Conference Reviews

Why exploiting AI opportunities depends on good data


Capturing accurate, reliable data is the essential building block for the technological revolution about to engulf asset finance

The intoxicating possibilities for the asset finance industry of artificial intelligence and machine learning all depend on the challenging but mundane task of capturing, storing and accessing clean data, according to a panel of experts at the AFC Summer Conference.

Instant risk assessments and credit decisions, enhanced customer services, improved in-life asset management and valuations, and more efficient accounting processes all depend on the foundations of robust, reliable data.

“The future is obviously data-led,” said Ravneet Shah, Chief Technology Officer, Allica Bank.

“When we are ‘solutionising’ problems and building digital tools, we take data as a first consideration: how we are going to store the data, how we are going to generate analytics from it? We need good use of data to automate the decision-making as a finance body.”

This is easier said than done, depending on the task that the data underpins, cautioned Catriona Powell, Head of Data Insight & Automation, Novuna Business Finance. Identity resolution in the assessment of credit risk, for example, can be challenging.

“Can we collate the right data to get sufficiently comfortable that we’ve identified the right entity to make our decision?” she asked.

“There are particular challenges around unlimited [unlimited companies and sole traders], some of them SMEs or even individuals, depending on what data you’ve got, but having confidence that you’ve got the right person is absolutely key to your AML and KYC checks. What we’ve found particularly powerful is to bring in data from a number of sources and then apply our own algorithms in order to make some of those determinations over whether we’ve got the right entity.”

This still leaves questions surrounding the number of data sources required to reach a decision, and even whether data-driven processes can deliver the answers required, despite the tsunami of data flooding into asset management firms.

As with any IT investment, the solution depends on having a crystal-clear vision of the business objective, said Christian Roelofs, CEO, Finativ.

“I see all the time people making technology decisions based on an output, but the output is not the value – it’s the action that the output drives that’s the value,” he said. “So, the question is how do we make sure that we get the value out of technology decisions? Business expectations need to be set around the end result.”

He suggested that if a company cannot codify its underwriting appetite into a systematic order, then AI will not be able to help the decision-making process. It is easier, he added, to think of AI as offering an assisted decision, rather than an automated decision, with the technology eliminating a lot of manual work and identifying underwriting decisions that are simple to approve or decline.

“If you think about the volume of decisions that an underwriter would have to take, these models would reduce the number of those decisions, which brings it back to what we’re probably trying to solve – the speed of underwriting,” said Roelofs. “And, therefore, you might want to look at making automated decisions, or just simplifying the journey for the underwriter to reach a faster decision.”

If it is not possible to codify underwriting decisions, lenders can follow one of two approaches, explained Andy Trimmer, Head of Technology, Simply Finance.

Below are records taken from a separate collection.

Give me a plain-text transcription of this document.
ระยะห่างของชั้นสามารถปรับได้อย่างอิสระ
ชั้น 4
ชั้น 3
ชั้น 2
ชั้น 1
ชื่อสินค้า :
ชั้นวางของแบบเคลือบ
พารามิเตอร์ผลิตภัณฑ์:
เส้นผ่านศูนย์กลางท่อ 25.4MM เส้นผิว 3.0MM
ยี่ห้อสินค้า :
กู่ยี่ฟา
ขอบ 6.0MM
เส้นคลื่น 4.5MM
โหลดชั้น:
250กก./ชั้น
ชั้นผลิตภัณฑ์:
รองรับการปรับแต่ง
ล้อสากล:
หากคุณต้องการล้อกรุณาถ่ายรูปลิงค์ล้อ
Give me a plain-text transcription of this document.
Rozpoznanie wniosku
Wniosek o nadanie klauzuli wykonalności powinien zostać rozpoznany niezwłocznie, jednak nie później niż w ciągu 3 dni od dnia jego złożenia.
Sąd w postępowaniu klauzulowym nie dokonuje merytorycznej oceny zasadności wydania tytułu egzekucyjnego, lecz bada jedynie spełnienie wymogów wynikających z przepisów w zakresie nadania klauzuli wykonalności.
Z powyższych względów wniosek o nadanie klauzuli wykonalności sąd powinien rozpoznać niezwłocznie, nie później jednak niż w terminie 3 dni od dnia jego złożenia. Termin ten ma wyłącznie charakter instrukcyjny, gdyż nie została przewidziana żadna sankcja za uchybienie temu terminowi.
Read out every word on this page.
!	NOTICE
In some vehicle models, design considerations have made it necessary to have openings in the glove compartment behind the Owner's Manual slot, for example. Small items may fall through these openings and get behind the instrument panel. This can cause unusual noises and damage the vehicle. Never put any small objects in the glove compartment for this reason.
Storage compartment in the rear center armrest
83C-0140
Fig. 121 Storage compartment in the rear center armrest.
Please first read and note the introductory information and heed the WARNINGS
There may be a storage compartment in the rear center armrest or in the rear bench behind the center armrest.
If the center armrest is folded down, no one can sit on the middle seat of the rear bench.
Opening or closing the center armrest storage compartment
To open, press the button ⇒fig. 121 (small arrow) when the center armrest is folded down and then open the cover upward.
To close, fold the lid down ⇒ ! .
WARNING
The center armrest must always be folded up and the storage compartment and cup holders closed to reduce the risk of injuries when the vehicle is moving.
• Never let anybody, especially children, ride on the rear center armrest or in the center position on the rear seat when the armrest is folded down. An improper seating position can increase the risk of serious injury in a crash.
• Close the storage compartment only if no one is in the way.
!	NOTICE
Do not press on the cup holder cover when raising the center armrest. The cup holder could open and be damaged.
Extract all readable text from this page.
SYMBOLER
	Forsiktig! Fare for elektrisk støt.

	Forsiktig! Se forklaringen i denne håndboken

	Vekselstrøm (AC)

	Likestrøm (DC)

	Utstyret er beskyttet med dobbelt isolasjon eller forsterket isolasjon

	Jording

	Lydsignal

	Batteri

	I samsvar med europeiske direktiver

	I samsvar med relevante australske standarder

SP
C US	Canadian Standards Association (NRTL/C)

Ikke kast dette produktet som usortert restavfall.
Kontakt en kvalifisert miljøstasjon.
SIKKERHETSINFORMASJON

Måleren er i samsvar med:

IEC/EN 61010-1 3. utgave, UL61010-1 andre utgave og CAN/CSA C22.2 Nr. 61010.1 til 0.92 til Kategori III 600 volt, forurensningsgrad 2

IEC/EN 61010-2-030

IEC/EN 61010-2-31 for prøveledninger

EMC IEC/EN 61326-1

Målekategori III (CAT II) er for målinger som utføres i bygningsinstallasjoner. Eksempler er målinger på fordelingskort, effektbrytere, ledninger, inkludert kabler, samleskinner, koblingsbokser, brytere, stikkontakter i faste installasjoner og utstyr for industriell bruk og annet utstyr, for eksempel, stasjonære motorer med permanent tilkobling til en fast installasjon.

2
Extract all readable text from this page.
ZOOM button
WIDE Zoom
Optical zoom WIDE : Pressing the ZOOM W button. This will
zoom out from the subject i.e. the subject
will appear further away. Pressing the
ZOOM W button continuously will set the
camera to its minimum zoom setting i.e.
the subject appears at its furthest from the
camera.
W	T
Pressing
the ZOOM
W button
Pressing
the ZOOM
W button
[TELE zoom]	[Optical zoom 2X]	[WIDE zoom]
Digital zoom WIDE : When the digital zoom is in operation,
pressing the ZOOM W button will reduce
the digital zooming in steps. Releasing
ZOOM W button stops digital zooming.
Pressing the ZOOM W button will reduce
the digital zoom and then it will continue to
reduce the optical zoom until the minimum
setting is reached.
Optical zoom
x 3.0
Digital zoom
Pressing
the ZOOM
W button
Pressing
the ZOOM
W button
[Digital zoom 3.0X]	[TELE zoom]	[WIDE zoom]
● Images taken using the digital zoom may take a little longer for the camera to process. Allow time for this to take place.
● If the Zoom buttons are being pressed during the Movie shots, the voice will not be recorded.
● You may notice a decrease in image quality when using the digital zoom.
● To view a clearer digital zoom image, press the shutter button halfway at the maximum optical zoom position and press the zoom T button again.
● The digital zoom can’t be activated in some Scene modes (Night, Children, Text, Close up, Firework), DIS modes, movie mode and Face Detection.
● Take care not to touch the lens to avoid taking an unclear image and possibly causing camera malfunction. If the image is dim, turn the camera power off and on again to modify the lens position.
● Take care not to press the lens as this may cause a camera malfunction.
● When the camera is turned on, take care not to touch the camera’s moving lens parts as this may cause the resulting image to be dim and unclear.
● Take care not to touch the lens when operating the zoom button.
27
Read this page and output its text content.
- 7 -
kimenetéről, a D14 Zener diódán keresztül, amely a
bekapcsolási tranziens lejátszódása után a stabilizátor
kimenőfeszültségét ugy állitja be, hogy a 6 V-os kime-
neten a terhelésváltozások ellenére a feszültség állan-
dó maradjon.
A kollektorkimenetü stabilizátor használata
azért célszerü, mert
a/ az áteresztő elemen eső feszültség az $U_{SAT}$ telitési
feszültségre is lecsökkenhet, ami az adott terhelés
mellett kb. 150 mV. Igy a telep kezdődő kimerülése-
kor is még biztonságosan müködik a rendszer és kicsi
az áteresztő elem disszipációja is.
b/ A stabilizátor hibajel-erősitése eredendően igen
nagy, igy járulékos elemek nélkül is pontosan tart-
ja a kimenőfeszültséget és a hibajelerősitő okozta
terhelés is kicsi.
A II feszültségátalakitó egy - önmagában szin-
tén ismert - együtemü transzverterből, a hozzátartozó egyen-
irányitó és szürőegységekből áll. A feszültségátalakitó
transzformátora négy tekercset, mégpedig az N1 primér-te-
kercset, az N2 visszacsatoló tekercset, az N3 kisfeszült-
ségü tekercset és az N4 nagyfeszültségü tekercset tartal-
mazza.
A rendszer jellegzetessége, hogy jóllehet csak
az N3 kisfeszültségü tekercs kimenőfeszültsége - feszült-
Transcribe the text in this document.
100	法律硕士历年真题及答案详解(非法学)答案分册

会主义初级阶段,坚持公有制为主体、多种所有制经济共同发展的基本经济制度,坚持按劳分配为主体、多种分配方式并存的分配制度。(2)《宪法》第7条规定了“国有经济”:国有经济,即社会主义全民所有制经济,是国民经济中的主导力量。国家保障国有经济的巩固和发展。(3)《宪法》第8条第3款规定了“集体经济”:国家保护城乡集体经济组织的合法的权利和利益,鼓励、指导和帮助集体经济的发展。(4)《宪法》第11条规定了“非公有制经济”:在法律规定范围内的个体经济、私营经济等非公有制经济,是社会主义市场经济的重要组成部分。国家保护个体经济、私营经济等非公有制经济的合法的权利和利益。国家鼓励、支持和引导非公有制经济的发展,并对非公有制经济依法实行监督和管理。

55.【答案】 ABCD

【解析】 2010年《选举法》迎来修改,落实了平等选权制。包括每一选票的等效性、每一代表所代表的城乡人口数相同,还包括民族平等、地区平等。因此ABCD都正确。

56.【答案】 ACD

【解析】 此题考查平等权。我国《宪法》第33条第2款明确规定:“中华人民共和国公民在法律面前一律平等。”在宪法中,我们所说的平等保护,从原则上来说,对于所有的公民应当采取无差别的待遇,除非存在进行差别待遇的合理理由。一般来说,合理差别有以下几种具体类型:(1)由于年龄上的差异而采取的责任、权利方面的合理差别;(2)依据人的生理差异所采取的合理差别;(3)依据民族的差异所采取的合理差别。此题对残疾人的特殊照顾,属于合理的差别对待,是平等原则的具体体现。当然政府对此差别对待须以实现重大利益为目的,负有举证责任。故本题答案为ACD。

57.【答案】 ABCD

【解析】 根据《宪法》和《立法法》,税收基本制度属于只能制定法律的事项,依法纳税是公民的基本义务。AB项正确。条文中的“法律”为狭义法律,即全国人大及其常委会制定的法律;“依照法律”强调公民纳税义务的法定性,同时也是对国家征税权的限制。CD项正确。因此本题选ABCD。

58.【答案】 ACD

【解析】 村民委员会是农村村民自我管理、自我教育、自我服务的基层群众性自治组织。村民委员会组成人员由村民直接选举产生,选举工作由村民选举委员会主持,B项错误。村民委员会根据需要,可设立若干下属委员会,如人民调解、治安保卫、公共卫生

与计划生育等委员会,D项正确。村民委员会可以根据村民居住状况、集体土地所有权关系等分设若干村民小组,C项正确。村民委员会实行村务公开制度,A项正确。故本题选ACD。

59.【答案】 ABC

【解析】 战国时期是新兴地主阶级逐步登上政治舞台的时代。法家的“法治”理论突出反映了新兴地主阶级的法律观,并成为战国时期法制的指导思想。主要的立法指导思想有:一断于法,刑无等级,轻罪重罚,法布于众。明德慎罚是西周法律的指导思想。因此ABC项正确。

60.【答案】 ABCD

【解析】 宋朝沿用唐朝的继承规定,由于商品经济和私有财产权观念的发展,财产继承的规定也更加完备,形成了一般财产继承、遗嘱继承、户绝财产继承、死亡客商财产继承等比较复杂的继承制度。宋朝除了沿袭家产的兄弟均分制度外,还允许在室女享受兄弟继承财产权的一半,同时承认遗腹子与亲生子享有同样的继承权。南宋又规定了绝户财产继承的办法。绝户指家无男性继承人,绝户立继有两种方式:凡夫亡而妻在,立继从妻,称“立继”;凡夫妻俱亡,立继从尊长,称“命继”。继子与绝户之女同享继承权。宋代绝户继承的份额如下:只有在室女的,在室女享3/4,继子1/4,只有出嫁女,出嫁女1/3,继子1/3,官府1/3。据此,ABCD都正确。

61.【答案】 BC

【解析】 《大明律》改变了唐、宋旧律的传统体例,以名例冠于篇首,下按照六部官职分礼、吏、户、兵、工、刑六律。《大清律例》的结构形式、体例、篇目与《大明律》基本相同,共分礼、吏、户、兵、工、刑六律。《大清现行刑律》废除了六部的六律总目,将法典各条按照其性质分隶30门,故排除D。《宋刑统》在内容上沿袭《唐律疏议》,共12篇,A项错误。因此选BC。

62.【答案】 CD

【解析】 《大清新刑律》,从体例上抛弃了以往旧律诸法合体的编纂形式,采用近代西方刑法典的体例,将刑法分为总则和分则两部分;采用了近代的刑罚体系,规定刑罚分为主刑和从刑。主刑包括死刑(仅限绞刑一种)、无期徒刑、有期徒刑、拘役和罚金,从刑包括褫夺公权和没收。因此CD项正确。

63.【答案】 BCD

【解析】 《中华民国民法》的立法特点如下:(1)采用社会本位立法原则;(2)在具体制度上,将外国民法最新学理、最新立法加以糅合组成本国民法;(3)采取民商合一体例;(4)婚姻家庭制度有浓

“You can either try and dig even further for more data, or you can assess your risk appetite and say, actually, maybe I’m looking at five things and I should be looking at three. And then it becomes that little bit easier.”

Key to this are data sources that can ‘talk’ to each other, rather than sit in silos where employees have to flip through different windows searching for the information they need. This is easier for start-ups and companies devising their IT infrastructure from scratch, than it is for firms wrestling with legacy IT systems.

“Integration is key,” said Trimmer. “Move data where you need it, where your teams are working, and ideally have one system per team.”